Even and Odd Periodic Extensions
Even and Odd Periodic Extensions
If you have a function f(x) defined on [0, Pi] or [-Pi, 0] only, we can extend
the definition of f(x) to all of [-Pi, Pi] in two ways:
The odd periodic extension defines f on the other half of the interval by
defining f(-x)=-f(x) and redefining f(0) to be the average value of f(0-) and
f(0+).
The even periodic extension defines f on the other half of the interval by
defining f(-x)=f(x)
This is quite simple if you look at the graphs:
Consider f(x)=x on 0 to Pi
Clear[p1,p2,p3]
p1=Plot[x,{x,0,Pi},PlotRange->{{-Pi,Pi},Automatic},
PlotStyle->RGBColor[1,0,0]];
The even periodic extension is
x if x is in [0,Pi]
-x if x is in [-Pi,0]
(note that this is just the absolute value function!)
p2=Plot[Abs[x],{x,-Pi,Pi},PlotStyle->RGBColor[0,1,0]];
The odd periodic extension is
x if x is in [0,Pi]
x if x is in [-Pi,0]
(note that this is just the function f(x)=x on -Pi to Pi!)

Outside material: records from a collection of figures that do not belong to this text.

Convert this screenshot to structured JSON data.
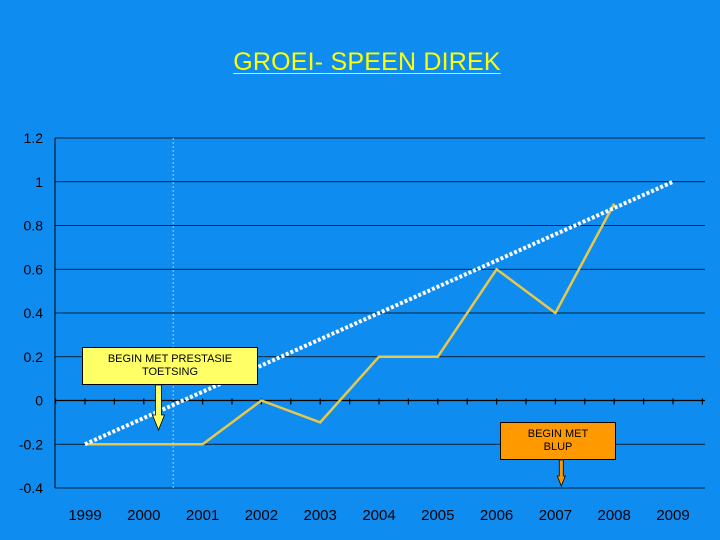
{
  "chart_data": {
    "type": "line",
    "title": "GROEI- SPEEN DIREK",
    "categories": [
      "1999",
      "2000",
      "2001",
      "2002",
      "2003",
      "2004",
      "2005",
      "2006",
      "2007",
      "2008",
      "2009"
    ],
    "series": [
      {
        "values": [
          -0.2,
          -0.2,
          -0.2,
          0.0,
          -0.1,
          0.2,
          0.2,
          0.6,
          0.4,
          0.9,
          null
        ],
        "color": "#e6c84a",
        "style": "solid"
      },
      {
        "values": [
          -0.2,
          -0.08,
          0.04,
          0.16,
          0.28,
          0.4,
          0.52,
          0.64,
          0.76,
          0.88,
          1.0
        ],
        "color": "#ffffff",
        "style": "dotted",
        "kind": "trendline"
      }
    ],
    "yticks": [
      1.2,
      1,
      0.8,
      0.6,
      0.4,
      0.2,
      0,
      -0.2,
      -0.4
    ],
    "ytick_labels": [
      "1.2",
      "1",
      "0.8",
      "0.6",
      "0.4",
      "0.2",
      "0",
      "-0.2",
      "-0.4"
    ],
    "ylim": [
      -0.4,
      1.2
    ],
    "grid": true,
    "reference_line_x": 2000.5,
    "annotations": [
      {
        "text_line1": "BEGIN MET PRESTASIE",
        "text_line2": "TOETSING",
        "points_to_x": 2000.25,
        "color": "#ffff66"
      },
      {
        "text_line1": "BEGIN MET",
        "text_line2": "BLUP",
        "points_to_x": 2007.1,
        "color": "#ff9900"
      }
    ],
    "colors": {
      "background": "#0f8cf0",
      "plot_area": "#0f8cf0",
      "title": "#ffff00",
      "gridline": "#000000"
    }
  }
}
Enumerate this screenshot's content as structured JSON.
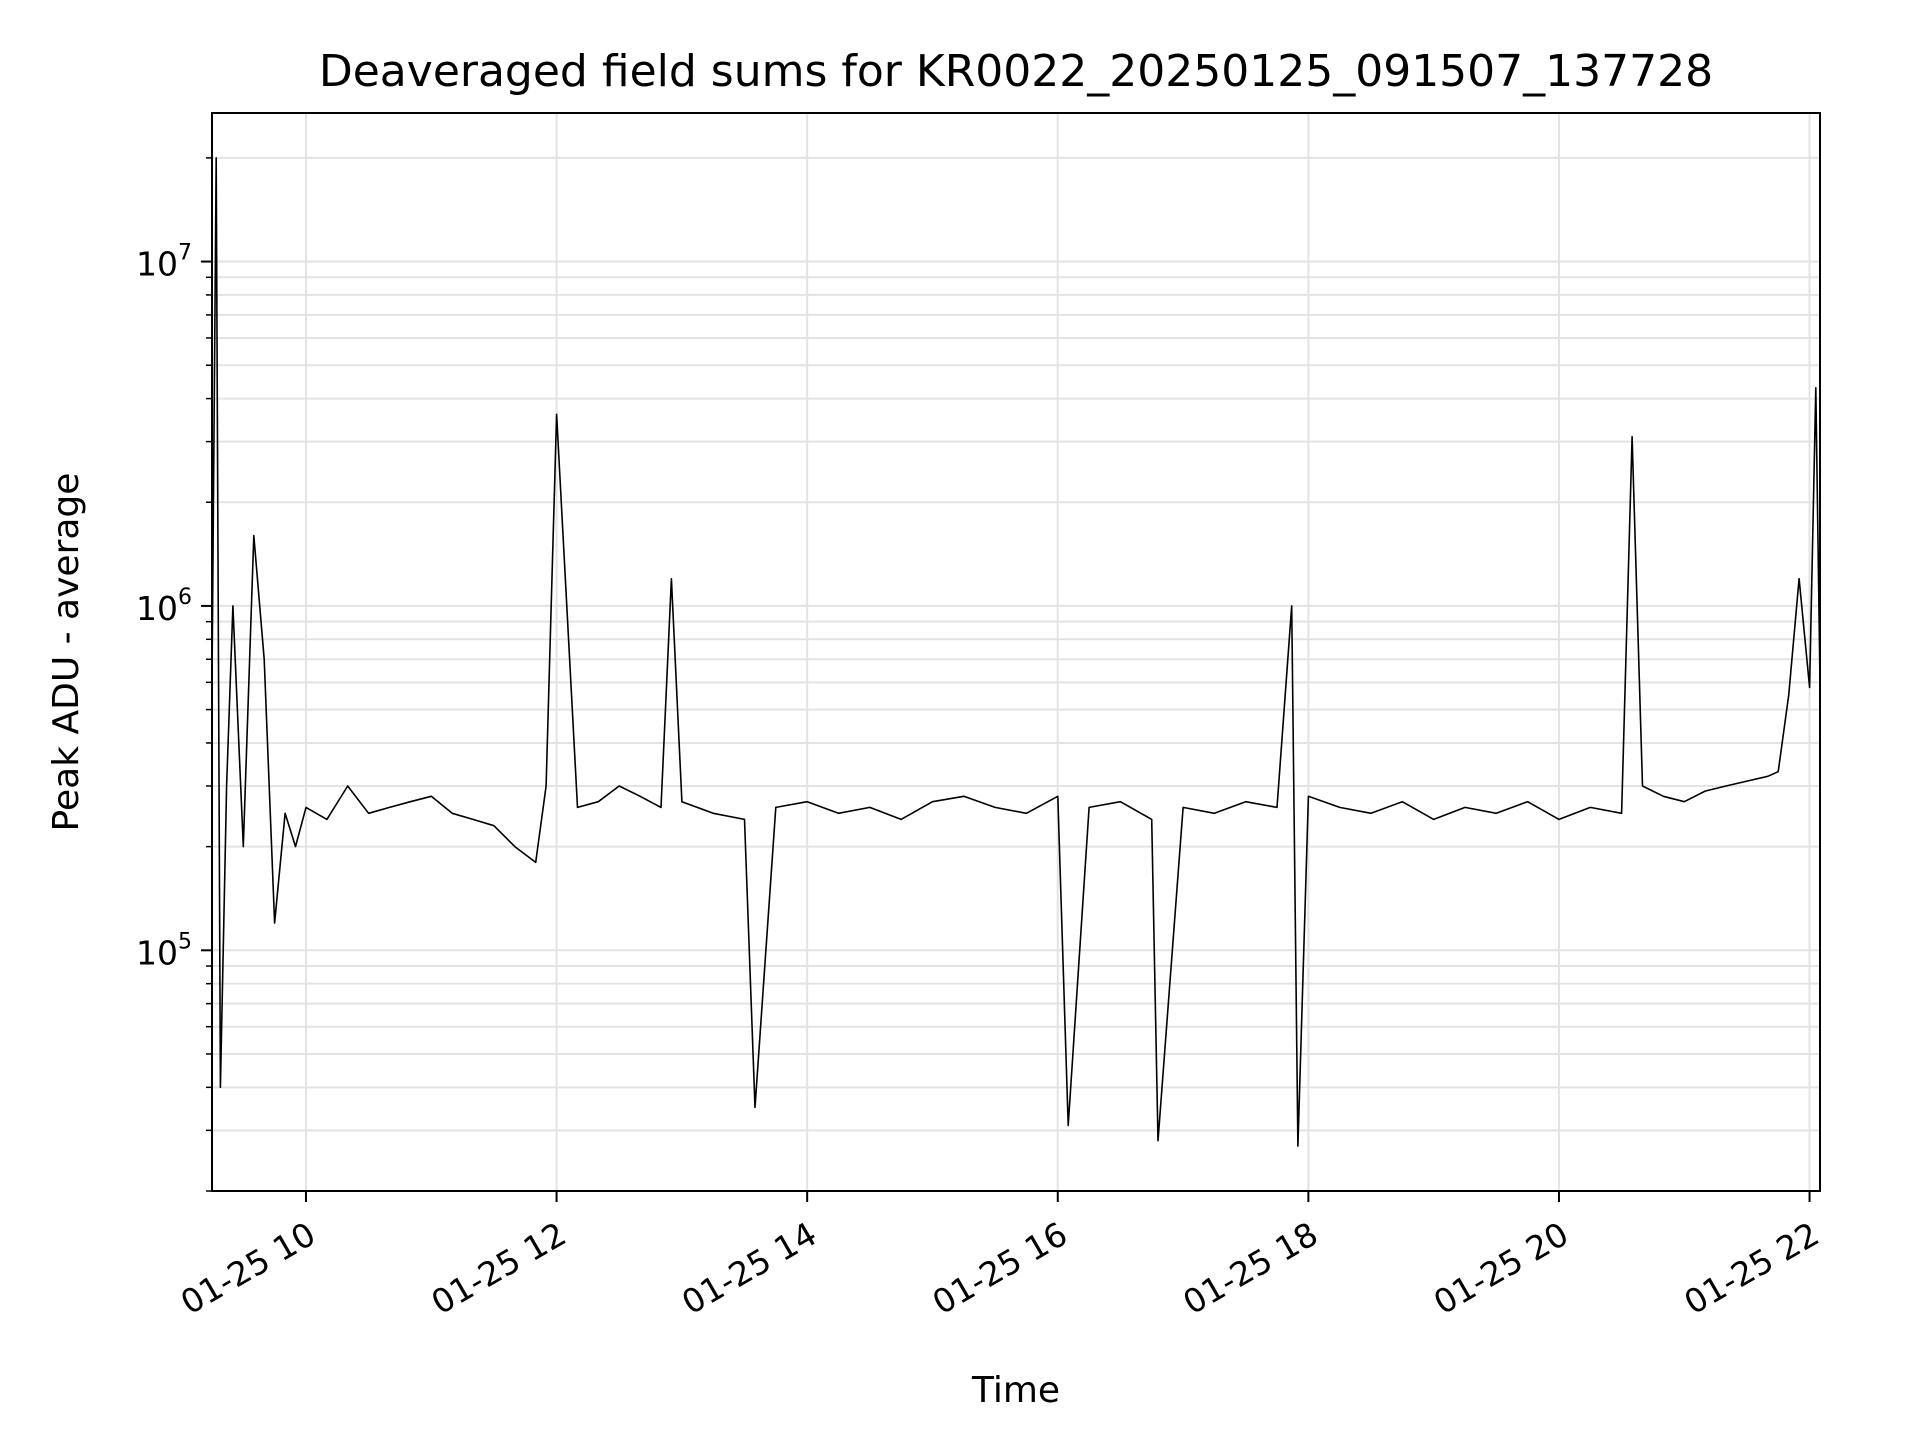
{
  "chart_data": {
    "type": "line",
    "title": "Deaveraged field sums for KR0022_20250125_091507_137728",
    "xlabel": "Time",
    "ylabel": "Peak ADU - average",
    "yscale": "log",
    "ylim": [
      20000,
      27000000
    ],
    "xlim": [
      "2025-01-25 09:15",
      "2025-01-25 22:05"
    ],
    "x_ticks": [
      {
        "value": "2025-01-25 10:00",
        "label": "01-25 10"
      },
      {
        "value": "2025-01-25 12:00",
        "label": "01-25 12"
      },
      {
        "value": "2025-01-25 14:00",
        "label": "01-25 14"
      },
      {
        "value": "2025-01-25 16:00",
        "label": "01-25 16"
      },
      {
        "value": "2025-01-25 18:00",
        "label": "01-25 18"
      },
      {
        "value": "2025-01-25 20:00",
        "label": "01-25 20"
      },
      {
        "value": "2025-01-25 22:00",
        "label": "01-25 22"
      }
    ],
    "y_ticks": [
      {
        "value": 100000,
        "base": "10",
        "exp": "5"
      },
      {
        "value": 1000000,
        "base": "10",
        "exp": "6"
      },
      {
        "value": 10000000,
        "base": "10",
        "exp": "7"
      }
    ],
    "grid": true,
    "series_color": "#000000",
    "grid_color": "#e3e3e3",
    "series": [
      {
        "x": [
          "2025-01-25 09:15",
          "2025-01-25 09:17",
          "2025-01-25 09:19",
          "2025-01-25 09:22",
          "2025-01-25 09:25",
          "2025-01-25 09:30",
          "2025-01-25 09:35",
          "2025-01-25 09:40",
          "2025-01-25 09:45",
          "2025-01-25 09:50",
          "2025-01-25 09:55",
          "2025-01-25 10:00",
          "2025-01-25 10:10",
          "2025-01-25 10:20",
          "2025-01-25 10:30",
          "2025-01-25 10:40",
          "2025-01-25 10:50",
          "2025-01-25 11:00",
          "2025-01-25 11:10",
          "2025-01-25 11:20",
          "2025-01-25 11:30",
          "2025-01-25 11:40",
          "2025-01-25 11:50",
          "2025-01-25 11:55",
          "2025-01-25 12:00",
          "2025-01-25 12:10",
          "2025-01-25 12:20",
          "2025-01-25 12:30",
          "2025-01-25 12:40",
          "2025-01-25 12:50",
          "2025-01-25 12:55",
          "2025-01-25 13:00",
          "2025-01-25 13:15",
          "2025-01-25 13:30",
          "2025-01-25 13:35",
          "2025-01-25 13:45",
          "2025-01-25 14:00",
          "2025-01-25 14:15",
          "2025-01-25 14:30",
          "2025-01-25 14:45",
          "2025-01-25 15:00",
          "2025-01-25 15:15",
          "2025-01-25 15:30",
          "2025-01-25 15:45",
          "2025-01-25 16:00",
          "2025-01-25 16:05",
          "2025-01-25 16:15",
          "2025-01-25 16:30",
          "2025-01-25 16:45",
          "2025-01-25 16:48",
          "2025-01-25 17:00",
          "2025-01-25 17:15",
          "2025-01-25 17:30",
          "2025-01-25 17:45",
          "2025-01-25 17:52",
          "2025-01-25 17:55",
          "2025-01-25 18:00",
          "2025-01-25 18:15",
          "2025-01-25 18:30",
          "2025-01-25 18:45",
          "2025-01-25 19:00",
          "2025-01-25 19:15",
          "2025-01-25 19:30",
          "2025-01-25 19:45",
          "2025-01-25 20:00",
          "2025-01-25 20:15",
          "2025-01-25 20:30",
          "2025-01-25 20:35",
          "2025-01-25 20:40",
          "2025-01-25 20:50",
          "2025-01-25 21:00",
          "2025-01-25 21:10",
          "2025-01-25 21:20",
          "2025-01-25 21:30",
          "2025-01-25 21:40",
          "2025-01-25 21:45",
          "2025-01-25 21:50",
          "2025-01-25 21:55",
          "2025-01-25 22:00",
          "2025-01-25 22:03",
          "2025-01-25 22:05"
        ],
        "y": [
          600000,
          20000000,
          40000,
          300000,
          1000000,
          200000,
          1600000,
          700000,
          120000,
          250000,
          200000,
          260000,
          240000,
          300000,
          250000,
          260000,
          270000,
          280000,
          250000,
          240000,
          230000,
          200000,
          180000,
          300000,
          3600000,
          260000,
          270000,
          300000,
          280000,
          260000,
          1200000,
          270000,
          250000,
          240000,
          35000,
          260000,
          270000,
          250000,
          260000,
          240000,
          270000,
          280000,
          260000,
          250000,
          280000,
          31000,
          260000,
          270000,
          240000,
          28000,
          260000,
          250000,
          270000,
          260000,
          1000000,
          27000,
          280000,
          260000,
          250000,
          270000,
          240000,
          260000,
          250000,
          270000,
          240000,
          260000,
          250000,
          3100000,
          300000,
          280000,
          270000,
          290000,
          300000,
          310000,
          320000,
          330000,
          550000,
          1200000,
          580000,
          4300000,
          600000
        ]
      }
    ]
  }
}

p3=Plot[x,{x,-Pi,Pi},PlotStyle->RGBColor[0,0,1]];All together now!
Show[p1,p2,p3];
Let's look at another one. f(x)=e^x on 0 to Pi
Clear[p1,p2,p3,p]
p1=Plot[Exp[x],{x,0,Pi},PlotRange->{{-Pi,Pi},Automatic},
PlotStyle->RGBColor[1,0,0]];
The even periodic extension is
e^x if x is in [0,Pi]
e^(-x) if x is in [-Pi,0]
branch1=Plot[Exp[x],{x,0,Pi},PlotStyle->RGBColor[0,1,0],
DisplayFunction->Identity];
branch2=Plot[Exp[-x],{x,-Pi,0},PlotStyle->RGBColor[0,1,0],
DisplayFunction->Identity];
p2=Show[branch1,branch2,DisplayFunction->$DisplayFunction];
The odd periodic extension is
e^x if x is in (0,Pi]
0 if x=0
-e^(-x) if x is in [-Pi,0)
branch1=Plot[Exp[x],{x,0,Pi},PlotStyle->RGBColor[0,0,1],
PlotRange->{0,10},DisplayFunction->Identity];
branch2=Plot[-Exp[-x],{x,-Pi,0},PlotStyle->RGBColor[0,0,1],
PlotRange->{-10,0},DisplayFunction->Identity];
branch3=ListPlot[{{0,0}},PlotStyle->{PointSize[.02]},
DisplayFunction->Identity];
p3=Show[branch1,branch2,branch3,
DisplayFunction->$DisplayFunction,PlotRange->{-10,10}];All together now!
Show[p1,p2,p3];